One of my favorite lines from a book I read was "We are perfect at being imperfect". I thought I could actually accept and live those those words, but I was being really naive.
I may believe that I have come to terms for failing so many times in the beginning of my life, but that's just the beginning. We just slowly forget about our failures. I am forgetting all the failed exams I had when I was younger. Failing precalculus once is a thing of the past. Being rejected to almost all the colleges was so long ago. With all this in mind, I believe I am content.
Things have been hectic for me for the past couple of weeks. Though, I didn't let them get to me. I just kept pushing them away because dealing with things head-on isn't what I'm familiar with. I let myself get the C's I deserved for not studying. I let myself slowly break apart. I've forgotten how to be the person I am trying to be. In the beginning, I wanted cum laude. I wanted to look good. I want to prove that despite not getting everything I wanted, I was able to succeed. But, I'm not so sure now. It kind of feels like I have senioritis. But, I'm not even a 4th year yet. I'm still in the beginning of my 3rd year.
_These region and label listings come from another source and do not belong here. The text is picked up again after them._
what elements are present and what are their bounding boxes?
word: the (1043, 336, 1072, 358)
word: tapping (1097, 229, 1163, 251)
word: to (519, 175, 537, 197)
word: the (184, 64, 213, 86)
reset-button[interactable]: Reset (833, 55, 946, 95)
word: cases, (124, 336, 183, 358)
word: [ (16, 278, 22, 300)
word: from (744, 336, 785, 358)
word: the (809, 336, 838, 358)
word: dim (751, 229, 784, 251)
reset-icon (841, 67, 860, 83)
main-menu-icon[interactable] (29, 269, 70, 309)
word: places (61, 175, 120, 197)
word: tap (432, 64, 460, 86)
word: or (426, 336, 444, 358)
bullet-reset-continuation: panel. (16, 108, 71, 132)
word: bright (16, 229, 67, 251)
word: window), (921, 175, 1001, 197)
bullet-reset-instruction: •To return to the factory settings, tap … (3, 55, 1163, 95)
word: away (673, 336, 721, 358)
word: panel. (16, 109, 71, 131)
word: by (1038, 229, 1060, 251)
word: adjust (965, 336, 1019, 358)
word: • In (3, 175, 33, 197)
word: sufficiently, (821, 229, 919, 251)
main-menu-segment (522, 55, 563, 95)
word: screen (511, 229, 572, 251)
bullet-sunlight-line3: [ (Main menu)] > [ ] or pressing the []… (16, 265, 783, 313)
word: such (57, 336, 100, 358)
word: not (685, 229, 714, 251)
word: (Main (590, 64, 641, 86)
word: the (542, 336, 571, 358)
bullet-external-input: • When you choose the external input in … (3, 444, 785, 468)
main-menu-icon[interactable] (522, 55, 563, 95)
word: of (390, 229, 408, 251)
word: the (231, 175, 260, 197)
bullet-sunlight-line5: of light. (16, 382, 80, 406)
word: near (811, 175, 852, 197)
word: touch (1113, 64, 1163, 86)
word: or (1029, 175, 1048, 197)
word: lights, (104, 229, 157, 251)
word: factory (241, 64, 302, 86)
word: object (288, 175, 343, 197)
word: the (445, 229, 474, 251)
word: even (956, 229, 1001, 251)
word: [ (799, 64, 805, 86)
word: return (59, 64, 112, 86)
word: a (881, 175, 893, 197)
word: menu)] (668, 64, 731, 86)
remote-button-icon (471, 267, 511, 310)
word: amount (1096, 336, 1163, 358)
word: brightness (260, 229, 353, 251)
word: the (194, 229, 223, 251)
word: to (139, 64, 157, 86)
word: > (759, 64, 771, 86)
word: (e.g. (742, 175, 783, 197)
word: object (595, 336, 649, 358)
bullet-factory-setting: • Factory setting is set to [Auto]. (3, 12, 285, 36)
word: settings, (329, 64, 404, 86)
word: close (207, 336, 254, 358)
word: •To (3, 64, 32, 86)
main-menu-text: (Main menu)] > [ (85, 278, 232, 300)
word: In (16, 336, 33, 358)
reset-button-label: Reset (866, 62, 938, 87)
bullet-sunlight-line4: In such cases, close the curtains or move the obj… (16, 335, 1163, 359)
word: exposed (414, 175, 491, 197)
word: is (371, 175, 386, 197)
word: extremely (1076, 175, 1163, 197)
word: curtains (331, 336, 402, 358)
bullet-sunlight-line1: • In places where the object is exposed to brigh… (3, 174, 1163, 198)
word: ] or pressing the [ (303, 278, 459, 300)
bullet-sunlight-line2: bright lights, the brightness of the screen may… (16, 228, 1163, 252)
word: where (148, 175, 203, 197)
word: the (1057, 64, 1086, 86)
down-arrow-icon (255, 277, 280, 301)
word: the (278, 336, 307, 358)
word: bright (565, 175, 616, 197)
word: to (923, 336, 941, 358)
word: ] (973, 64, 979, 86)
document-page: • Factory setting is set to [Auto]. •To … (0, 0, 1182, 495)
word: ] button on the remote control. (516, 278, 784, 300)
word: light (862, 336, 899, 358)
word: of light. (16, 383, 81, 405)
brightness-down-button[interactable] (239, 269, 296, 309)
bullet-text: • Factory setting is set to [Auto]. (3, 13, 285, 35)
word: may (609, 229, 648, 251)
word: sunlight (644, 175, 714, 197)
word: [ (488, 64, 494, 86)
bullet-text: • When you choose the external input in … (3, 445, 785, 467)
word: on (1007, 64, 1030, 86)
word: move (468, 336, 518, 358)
And, I still don't know what I want to do. It is so hard to figure what you want to do for the rest of your life. And, I expect things to come easy for me. Despite the knowledge that things will be hard, I continue to believe that I can be the exception. Don't worry, I'm beginning to change.
But, despite the imperfections that are presented upon me, despite all the failures I had in life, I do not want people to know that I'm human--I'm flawed--I make mistakes.
- I had to do a simple job of inputting grades into the grading system online and I screwed up. I forgotten to curve all the grades up by 1 point.
- I made a mistake on my psychology questionnaire which can create a huge error.
- I overlooked my work duties.
- I overestimated my answers and failed.
- I didn't study.
I hate these flaws, these errors, these mistakes, these things that I notice myself doing more and more recently. I have always made mistakes. The mistakes are a part of me and I can't seem to accept them. What's wrong with me? Why do I care so much right now?